Apple Safari Button Rendering Code Execution (Aug 25, 2010)


Safari is a graphical web browser developed by Apple and included as part of the Mac OS X operating system. The browser is capable of processing HTML, images, scripting languages, and various other popular Internet specifications such as XHTML. Its rendering engine, called WebKit, is also running in the standard browsers of several mobile phone platforms, including the iPhone OS, Google Android, Nokia S60 and Palm WebOS. WebKit has a development toolkit which allows third party developers to build applications that use Internet technologies such as HTML, HTTP, and others. WebKit provides WebCore, an HTML parser, and JavaScriptCore, which is a JavaScript engine. WebKit also supports styling using CSS.
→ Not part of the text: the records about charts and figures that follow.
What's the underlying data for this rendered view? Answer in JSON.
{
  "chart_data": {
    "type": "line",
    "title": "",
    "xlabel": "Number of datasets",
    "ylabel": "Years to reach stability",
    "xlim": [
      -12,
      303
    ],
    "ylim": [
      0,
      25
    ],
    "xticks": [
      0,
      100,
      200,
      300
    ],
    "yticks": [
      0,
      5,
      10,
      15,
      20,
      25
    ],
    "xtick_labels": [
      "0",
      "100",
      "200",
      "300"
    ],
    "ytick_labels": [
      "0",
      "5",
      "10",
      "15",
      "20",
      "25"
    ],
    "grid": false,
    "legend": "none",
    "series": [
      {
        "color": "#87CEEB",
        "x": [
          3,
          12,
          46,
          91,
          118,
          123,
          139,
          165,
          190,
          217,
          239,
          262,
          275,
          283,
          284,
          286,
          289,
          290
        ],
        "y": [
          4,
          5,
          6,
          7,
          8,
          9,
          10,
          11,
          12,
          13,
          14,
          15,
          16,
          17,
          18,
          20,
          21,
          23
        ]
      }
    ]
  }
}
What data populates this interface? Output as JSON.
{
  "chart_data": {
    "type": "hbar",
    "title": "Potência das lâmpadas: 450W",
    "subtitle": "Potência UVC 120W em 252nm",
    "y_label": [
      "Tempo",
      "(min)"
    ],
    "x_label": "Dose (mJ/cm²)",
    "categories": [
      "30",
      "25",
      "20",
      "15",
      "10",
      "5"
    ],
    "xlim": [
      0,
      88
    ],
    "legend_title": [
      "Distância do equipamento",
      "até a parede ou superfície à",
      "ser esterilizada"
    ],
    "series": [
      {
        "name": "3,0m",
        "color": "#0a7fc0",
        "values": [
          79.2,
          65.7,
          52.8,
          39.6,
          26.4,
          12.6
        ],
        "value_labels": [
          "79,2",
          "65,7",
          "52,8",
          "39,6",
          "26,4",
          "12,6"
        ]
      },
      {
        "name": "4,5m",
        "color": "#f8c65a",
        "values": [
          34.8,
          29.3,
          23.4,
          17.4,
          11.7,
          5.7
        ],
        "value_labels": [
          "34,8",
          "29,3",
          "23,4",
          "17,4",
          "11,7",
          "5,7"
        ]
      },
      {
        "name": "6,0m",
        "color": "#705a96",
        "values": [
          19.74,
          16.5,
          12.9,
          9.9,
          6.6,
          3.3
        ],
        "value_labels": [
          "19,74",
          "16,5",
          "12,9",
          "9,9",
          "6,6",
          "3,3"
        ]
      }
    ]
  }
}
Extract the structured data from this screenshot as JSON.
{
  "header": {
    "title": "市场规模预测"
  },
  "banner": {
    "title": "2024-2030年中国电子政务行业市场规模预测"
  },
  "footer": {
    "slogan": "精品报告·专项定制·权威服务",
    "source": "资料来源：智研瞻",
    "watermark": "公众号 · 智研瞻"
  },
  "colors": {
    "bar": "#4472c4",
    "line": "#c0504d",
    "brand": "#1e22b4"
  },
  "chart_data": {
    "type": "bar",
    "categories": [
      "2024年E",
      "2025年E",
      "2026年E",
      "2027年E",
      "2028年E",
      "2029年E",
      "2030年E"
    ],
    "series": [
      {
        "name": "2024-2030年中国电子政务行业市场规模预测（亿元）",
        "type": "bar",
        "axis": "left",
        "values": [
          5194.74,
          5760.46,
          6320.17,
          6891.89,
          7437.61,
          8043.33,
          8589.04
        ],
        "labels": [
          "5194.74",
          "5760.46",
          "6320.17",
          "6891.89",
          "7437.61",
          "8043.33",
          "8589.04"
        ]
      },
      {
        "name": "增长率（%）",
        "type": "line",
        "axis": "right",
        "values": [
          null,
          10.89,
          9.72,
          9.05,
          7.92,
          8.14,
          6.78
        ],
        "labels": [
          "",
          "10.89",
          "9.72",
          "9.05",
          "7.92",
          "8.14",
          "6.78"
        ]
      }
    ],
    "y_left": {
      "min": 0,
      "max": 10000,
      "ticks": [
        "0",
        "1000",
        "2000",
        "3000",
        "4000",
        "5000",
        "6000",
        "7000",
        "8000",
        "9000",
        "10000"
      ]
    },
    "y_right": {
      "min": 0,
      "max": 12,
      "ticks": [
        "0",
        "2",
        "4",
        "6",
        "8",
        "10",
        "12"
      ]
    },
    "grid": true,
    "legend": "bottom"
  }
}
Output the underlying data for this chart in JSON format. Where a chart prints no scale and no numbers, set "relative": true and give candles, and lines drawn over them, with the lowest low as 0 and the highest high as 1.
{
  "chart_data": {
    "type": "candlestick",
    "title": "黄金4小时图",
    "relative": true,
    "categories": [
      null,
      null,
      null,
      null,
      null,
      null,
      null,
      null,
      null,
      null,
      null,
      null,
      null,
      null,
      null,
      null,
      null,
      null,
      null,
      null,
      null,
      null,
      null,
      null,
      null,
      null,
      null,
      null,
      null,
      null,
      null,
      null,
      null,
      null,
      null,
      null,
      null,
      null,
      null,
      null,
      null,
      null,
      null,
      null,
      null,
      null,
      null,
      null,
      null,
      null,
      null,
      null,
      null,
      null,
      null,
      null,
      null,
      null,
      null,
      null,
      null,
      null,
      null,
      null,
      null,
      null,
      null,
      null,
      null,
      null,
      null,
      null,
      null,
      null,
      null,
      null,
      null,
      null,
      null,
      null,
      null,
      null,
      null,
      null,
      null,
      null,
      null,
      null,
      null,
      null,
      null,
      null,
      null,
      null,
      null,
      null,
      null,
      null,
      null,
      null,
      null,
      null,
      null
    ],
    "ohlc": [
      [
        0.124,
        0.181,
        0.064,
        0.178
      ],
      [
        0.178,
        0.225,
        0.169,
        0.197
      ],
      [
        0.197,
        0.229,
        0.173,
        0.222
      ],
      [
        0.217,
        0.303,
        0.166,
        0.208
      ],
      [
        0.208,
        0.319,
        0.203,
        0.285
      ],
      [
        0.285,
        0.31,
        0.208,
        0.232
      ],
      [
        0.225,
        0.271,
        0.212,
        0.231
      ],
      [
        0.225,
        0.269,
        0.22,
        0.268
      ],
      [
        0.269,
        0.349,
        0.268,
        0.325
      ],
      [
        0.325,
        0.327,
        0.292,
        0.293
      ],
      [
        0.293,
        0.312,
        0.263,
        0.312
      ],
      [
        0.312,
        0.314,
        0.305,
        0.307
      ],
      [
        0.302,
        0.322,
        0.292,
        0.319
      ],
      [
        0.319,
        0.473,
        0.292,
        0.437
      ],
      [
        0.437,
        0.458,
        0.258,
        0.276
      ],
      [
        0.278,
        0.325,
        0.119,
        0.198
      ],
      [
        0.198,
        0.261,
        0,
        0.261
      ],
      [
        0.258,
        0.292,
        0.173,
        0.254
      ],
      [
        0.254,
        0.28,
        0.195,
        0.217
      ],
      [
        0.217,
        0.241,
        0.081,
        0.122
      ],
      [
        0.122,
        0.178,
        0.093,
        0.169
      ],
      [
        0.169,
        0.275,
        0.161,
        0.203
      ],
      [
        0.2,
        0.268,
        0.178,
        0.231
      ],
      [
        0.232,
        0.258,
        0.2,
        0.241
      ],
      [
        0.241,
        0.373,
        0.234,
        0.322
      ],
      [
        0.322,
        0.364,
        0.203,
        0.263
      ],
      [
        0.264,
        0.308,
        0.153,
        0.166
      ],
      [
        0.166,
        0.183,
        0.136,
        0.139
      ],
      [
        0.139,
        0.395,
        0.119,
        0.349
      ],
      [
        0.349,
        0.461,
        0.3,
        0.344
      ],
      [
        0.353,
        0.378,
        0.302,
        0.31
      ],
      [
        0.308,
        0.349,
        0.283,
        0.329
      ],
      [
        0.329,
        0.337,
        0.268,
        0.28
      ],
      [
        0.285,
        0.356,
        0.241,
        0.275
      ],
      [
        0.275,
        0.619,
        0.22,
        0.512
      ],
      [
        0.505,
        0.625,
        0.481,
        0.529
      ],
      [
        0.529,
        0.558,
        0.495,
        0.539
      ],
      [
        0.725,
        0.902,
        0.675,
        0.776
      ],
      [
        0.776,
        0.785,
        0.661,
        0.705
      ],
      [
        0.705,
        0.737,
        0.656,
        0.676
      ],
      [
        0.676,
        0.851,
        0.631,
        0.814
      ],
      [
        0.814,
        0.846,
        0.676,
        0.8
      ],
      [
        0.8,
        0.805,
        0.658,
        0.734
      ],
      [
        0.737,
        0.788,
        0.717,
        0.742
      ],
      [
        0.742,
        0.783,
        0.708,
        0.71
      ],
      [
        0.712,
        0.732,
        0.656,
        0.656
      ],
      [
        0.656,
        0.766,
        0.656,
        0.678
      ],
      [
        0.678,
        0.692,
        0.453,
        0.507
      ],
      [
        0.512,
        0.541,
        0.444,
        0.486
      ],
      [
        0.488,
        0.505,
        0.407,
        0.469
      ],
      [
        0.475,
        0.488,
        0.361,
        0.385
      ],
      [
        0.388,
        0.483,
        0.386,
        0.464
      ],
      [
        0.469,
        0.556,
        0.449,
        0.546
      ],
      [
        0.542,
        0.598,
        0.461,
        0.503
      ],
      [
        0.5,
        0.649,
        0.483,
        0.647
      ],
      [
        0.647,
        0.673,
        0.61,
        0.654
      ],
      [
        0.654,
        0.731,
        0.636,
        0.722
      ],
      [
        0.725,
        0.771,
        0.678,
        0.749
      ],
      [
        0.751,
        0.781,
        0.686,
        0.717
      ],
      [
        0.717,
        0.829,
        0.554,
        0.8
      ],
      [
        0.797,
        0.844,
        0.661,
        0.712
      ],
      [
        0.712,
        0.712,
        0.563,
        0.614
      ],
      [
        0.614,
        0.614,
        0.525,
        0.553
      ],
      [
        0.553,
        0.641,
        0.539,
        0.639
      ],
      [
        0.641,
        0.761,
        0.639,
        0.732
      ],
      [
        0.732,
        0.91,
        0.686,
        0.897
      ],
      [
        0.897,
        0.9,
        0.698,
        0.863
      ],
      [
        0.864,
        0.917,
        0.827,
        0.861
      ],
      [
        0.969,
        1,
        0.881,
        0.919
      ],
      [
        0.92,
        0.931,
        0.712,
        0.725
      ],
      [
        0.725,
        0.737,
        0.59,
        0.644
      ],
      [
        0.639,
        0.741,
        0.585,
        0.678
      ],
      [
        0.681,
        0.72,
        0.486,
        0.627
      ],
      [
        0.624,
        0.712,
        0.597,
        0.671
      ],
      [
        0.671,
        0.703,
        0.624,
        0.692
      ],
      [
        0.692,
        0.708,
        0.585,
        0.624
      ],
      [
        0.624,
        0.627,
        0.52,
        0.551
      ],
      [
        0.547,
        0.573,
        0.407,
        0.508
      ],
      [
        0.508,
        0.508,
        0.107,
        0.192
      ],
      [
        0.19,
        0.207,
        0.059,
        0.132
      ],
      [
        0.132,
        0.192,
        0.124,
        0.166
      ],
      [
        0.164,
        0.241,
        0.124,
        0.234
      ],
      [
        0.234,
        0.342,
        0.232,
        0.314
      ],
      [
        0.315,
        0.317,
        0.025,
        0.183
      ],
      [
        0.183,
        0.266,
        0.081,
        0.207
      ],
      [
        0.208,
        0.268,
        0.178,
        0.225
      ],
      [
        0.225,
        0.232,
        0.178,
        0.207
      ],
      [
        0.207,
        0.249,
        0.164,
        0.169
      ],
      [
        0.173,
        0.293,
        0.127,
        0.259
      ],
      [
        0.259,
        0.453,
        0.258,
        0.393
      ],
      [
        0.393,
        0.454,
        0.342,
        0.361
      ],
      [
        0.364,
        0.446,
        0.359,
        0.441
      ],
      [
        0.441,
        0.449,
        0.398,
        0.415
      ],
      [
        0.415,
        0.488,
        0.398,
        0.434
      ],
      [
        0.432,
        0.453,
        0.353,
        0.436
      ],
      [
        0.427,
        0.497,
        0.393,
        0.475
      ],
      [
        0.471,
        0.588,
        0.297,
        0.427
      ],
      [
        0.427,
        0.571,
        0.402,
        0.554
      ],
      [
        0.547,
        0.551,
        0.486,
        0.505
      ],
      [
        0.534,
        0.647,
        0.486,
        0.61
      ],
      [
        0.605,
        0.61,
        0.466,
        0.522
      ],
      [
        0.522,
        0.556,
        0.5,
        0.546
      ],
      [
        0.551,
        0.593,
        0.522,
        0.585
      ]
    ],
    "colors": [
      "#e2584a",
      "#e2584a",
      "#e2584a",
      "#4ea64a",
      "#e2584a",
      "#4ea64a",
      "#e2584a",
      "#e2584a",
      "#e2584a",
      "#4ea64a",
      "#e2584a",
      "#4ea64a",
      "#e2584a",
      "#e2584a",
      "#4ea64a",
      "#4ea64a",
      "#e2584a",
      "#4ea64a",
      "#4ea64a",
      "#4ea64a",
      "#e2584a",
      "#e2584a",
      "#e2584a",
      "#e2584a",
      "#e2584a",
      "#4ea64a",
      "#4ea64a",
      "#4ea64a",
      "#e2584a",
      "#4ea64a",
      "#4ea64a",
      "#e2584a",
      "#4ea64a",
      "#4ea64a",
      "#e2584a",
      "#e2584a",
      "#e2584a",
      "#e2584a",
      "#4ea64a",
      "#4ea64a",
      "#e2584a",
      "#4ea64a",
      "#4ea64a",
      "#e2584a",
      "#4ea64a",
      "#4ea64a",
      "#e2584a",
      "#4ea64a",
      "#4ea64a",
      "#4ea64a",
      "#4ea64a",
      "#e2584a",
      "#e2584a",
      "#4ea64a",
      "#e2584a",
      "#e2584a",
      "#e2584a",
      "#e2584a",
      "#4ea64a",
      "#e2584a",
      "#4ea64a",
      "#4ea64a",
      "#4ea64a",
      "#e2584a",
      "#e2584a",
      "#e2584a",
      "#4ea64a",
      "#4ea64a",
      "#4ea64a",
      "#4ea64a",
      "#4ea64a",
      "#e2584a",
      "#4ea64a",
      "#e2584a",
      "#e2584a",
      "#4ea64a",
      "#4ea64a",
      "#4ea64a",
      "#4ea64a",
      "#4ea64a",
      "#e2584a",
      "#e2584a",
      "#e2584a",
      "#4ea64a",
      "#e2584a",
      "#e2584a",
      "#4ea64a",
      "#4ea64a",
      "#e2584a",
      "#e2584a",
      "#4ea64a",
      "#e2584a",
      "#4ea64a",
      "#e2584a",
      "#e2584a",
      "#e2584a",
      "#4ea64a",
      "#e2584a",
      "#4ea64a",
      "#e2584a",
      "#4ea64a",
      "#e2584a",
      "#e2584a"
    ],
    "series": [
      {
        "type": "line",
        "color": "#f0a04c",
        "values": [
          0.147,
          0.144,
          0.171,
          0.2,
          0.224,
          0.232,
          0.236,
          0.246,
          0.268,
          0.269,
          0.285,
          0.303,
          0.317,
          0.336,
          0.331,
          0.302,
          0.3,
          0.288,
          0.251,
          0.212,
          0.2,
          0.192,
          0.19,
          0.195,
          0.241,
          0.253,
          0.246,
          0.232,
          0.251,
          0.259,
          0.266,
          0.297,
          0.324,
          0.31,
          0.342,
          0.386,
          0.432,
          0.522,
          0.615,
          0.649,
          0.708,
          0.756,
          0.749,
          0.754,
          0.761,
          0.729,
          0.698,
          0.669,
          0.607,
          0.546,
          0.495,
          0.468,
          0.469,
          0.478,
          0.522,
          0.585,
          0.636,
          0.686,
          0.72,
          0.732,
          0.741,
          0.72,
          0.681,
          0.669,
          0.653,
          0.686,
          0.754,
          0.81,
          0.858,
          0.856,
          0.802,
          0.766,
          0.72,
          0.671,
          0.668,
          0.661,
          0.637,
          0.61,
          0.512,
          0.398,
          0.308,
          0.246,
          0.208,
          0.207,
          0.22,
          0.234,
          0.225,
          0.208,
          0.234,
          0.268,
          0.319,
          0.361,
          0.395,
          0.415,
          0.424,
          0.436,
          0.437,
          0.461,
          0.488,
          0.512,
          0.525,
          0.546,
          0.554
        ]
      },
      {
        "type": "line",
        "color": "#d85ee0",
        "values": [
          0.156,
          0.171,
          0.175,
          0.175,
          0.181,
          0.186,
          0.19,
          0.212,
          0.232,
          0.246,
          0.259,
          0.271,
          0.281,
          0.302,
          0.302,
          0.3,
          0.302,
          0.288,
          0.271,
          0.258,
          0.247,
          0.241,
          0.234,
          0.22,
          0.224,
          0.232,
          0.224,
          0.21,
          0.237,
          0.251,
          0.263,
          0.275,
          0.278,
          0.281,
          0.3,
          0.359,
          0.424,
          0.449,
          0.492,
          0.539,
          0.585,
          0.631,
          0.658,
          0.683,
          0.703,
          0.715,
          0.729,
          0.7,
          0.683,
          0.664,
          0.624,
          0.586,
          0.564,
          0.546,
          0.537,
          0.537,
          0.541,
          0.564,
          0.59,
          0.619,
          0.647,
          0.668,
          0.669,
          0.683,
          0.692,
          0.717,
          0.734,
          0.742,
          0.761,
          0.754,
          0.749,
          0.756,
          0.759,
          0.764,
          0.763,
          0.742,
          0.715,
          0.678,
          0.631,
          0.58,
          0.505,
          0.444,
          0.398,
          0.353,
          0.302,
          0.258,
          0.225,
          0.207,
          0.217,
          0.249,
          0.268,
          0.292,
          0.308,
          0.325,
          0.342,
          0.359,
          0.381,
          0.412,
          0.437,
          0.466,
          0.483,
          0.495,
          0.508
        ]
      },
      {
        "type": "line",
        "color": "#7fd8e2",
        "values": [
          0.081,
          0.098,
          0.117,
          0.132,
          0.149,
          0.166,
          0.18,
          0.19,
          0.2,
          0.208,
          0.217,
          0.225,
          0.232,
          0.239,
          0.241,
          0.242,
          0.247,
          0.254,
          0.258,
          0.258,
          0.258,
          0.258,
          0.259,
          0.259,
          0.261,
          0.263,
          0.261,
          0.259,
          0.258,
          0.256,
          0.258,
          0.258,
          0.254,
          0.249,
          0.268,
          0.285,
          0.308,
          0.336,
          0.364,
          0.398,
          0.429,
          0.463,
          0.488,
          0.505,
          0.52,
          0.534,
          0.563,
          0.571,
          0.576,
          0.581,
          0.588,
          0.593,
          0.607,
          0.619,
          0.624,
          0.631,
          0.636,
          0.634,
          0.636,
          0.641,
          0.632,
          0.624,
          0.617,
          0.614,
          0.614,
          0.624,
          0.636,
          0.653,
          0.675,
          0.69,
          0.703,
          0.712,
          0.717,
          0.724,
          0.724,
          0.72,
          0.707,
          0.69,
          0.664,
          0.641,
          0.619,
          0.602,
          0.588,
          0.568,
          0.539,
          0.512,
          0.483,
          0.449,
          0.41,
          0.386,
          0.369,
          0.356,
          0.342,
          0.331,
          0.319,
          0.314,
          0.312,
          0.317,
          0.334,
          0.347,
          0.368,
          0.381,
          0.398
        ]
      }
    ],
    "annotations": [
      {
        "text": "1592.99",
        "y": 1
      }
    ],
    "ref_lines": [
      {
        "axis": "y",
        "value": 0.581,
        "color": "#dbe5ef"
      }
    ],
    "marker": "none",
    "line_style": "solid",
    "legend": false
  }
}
Cascading Style Sheets (CSS) is a style sheet language used to describe the presentation semantics (the look and formatting) of a document written in a markup language. Its most common application is to style web pages written in HTML and XHTML, but the language can also be applied to any kind of XML document, including SVG and XUL. CSS can define color, font, text alignment, size, borders, spacing, layout and many other typographic characteristics. It can do so independently for on-screen and printed views. One of these characteristics is the first-letter pseudo-element which affects the first character of a paragraph. The following example uses the first-letter pseudo-element to change the color of the first letter of the paragraph on the body:

 < html > < head > < style type="text/css" > p:first-letter { color:#ff0000; font-size:xx-large; display:none; } < / style > < / head > < body > < p >The first letter of this text is red! < / p > < / body > < / html > 

A design error exists in Safari WebKit. The vulnerability is due to an implementation error when rendering elements with a specific CSS display property for the first-letter set. Remote attackers could exploit this vulnerability by persuading a target user to visit a maliciously crafted web page. Successful exploitation would result in code execution with the privileges of the logged in user. In case of an unsuccessful attack, the associated browser tab will terminate abnormally and then the browser will recover it.

SonicWALL UTM team has researched this vulnerability, and created the following IPS signatures for the public exploits:

  • 5563 Apple Safari Button Rendering Code Execution PoC 1
  • 5564 Apple Safari Button Rendering Code Execution PoC 2

The CVE identifier for this vulnerability is CVE-2010-1392.